Leibniz contradicted an absolute tabula rasa doctrine. According to him, the following applies (only): Nothing is in the mind that has not previously been in the senses - except the mind itself, i.e. H. the innate ideas and structures of knowledge. After Leibniz the mind of a newborn is like "not a blank wax tablet, but a piece of marble has veins." Basic concepts and principles of consistency and the principle of sufficient reason are as dispositions by Leibniz.
In the modern era, Sigmund Freud used the concept of the blank slate in his treatise “Note on the Wonder Pad” (1925) in relation to the system of perception-consciousness as distinct from the unconscious .
Some modern scientific disciplines have challenged the idea of the tabula rasa. Cognitive scientists have identified various innate mechanisms that are prerequisites for learning (e.g. a sense of objects and numbers, a theory of mind ). According to evolutionary psychology, there are a number of cultural, social, linguistic, behavioral, and psychological traits that are found in all human populations. Second, many human characteristics (e.g. appetite , vengeance , attractiveness ) can only be understood as evolutionary adaptations in the context of the hunter-gatherer . The neuroscience has shown that prenatal brain undergoes complex interconnections that are genetically controlled. The tabula rasa is also incompatible with the knowledge of behavioral genetics that all personality traits are partly hereditary .
- Steven Pinker : The blank slate. The modern denial of human nature. Berlin-Verlag, Berlin 2003, ISBN 3-8270-0509-4 .
- Duden online: tabula rasa
- Arnim Regenbogen , Uwe Meyer: Dictionary of Philosophical Terms. Meiner, Hamburg 2005, keyword tabula rasa .
- Plato: Theaitetos 191c (translation by Friedrich Schleiermacher 1805)
- Aristotle: De anima ( About the soul ) III 4, 429b29-430a2.
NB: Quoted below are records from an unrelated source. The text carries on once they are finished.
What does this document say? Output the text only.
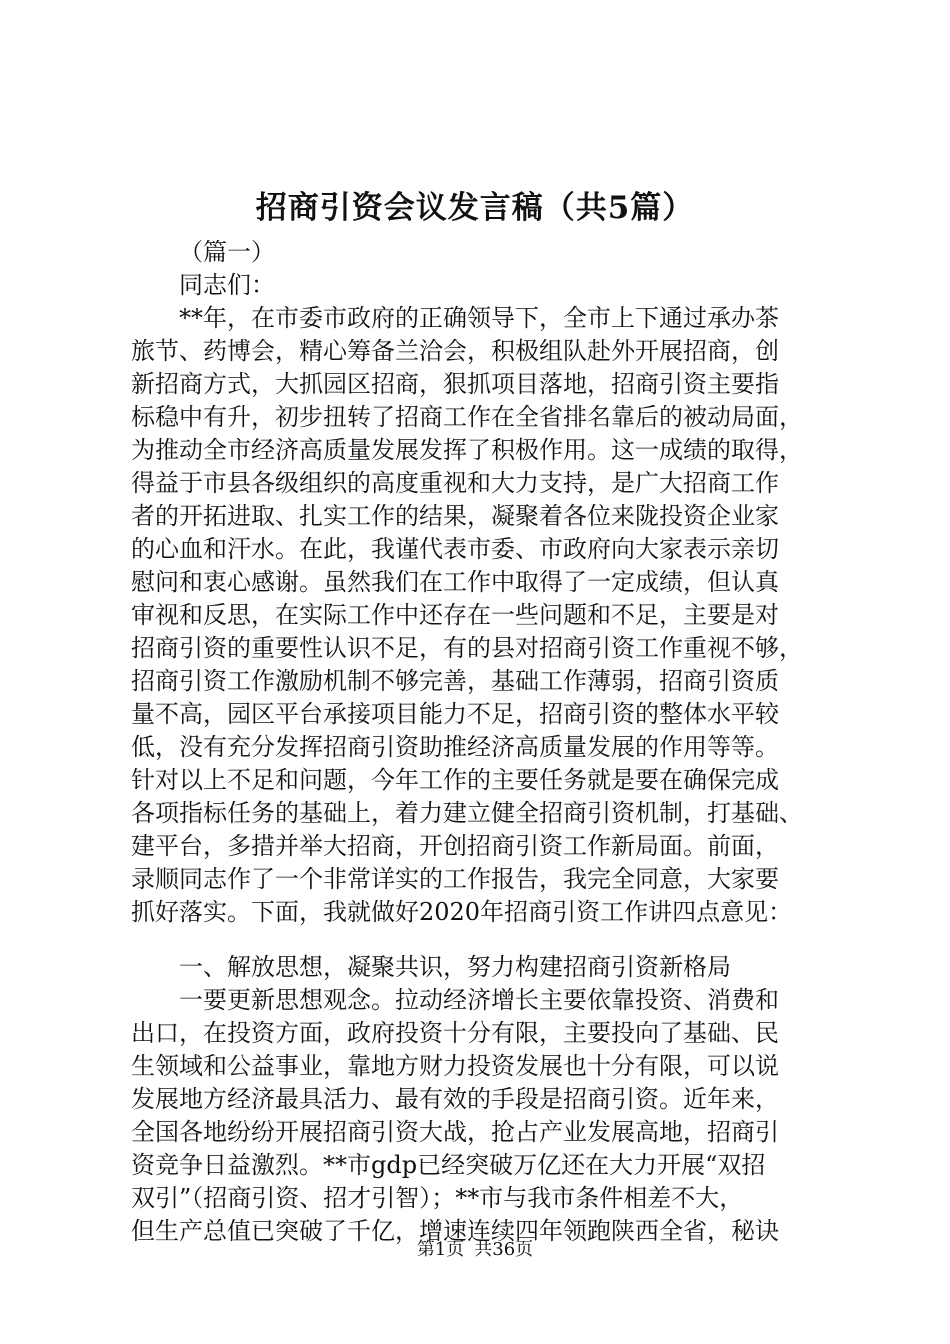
招商引资会议发言稿（共5篇）

（篇一）

同志们：

**年，在市委市政府的正确领导下，全市上下通过承办茶

旅节、药博会，精心筹备兰洽会，积极组队赴外开展招商，创

新招商方式，大抓园区招商，狠抓项目落地，招商引资主要指

标稳中有升，初步扭转了招商工作在全省排名靠后的被动局面，

为推动全市经济高质量发展发挥了积极作用。这一成绩的取得，

得益于市县各级组织的高度重视和大力支持，是广大招商工作

者的开拓进取、扎实工作的结果，凝聚着各位来陇投资企业家

的心血和汗水。在此，我谨代表市委、市政府向大家表示亲切

慰问和衷心感谢。虽然我们在工作中取得了一定成绩，但认真

审视和反思，在实际工作中还存在一些问题和不足，主要是对

招商引资的重要性认识不足，有的县对招商引资工作重视不够，

招商引资工作激励机制不够完善，基础工作薄弱，招商引资质

量不高，园区平台承接项目能力不足，招商引资的整体水平较

低，没有充分发挥招商引资助推经济高质量发展的作用等等。

针对以上不足和问题，今年工作的主要任务就是要在确保完成

各项指标任务的基础上，着力建立健全招商引资机制，打基础、

建平台，多措并举大招商，开创招商引资工作新局面。前面，

录顺同志作了一个非常详实的工作报告，我完全同意，大家要

抓好落实。下面，我就做好2020年招商引资工作讲四点意见：

一、解放思想，凝聚共识，努力构建招商引资新格局

一要更新思想观念。拉动经济增长主要依靠投资、消费和

出口，在投资方面，政府投资十分有限，主要投向了基础、民

生领域和公益事业，靠地方财力投资发展也十分有限，可以说

发展地方经济最具活力、最有效的手段是招商引资。近年来，

全国各地纷纷开展招商引资大战，抢占产业发展高地，招商引

资竞争日益激烈。**市gdp已经突破万亿还在大力开展“双招

双引”（招商引资、招才引智）；**市与我市条件相差不大，

但生产总值已突破了千亿，增速连续四年领跑陕西全省，秘诀

第1页 共36页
- Thomas Aquinas, Summa Theologiae I, q. 79 art. 2 corr
- Otfried Höffe: Small history of philosophy. 2nd edition, CH Beck, Munich 2008, p. 175.
- John Locke: Experiment on Human Mind , 1690. Book 2 chap. 1 § 2: “ (All ideas come from sensual and self-perception.) So we want to assume that the soul is, as they say, a white, blank sheet of paper, without any ideas; how is it now being supplied with it? "(translation by Julius von Kirchmann 1872/73)
- Leibniz after P. Kunzmann; F.-P. Burkard; F. Wiedemann, dtv-Atlas Philosophie , Munich, dtv, 13th edition 2007, p. 113.
- Otfried Höffe: Small history of philosophy. 2nd edition, Beck, Munich 2008, p. 190.
- Sigmund Freud: Note on the "wonder block" textlog.de
- Steven Pinker: The Blank Slate (PDF), in: The General Psychologist , 2006, Vol. 41, No. 1, pp. 1-8.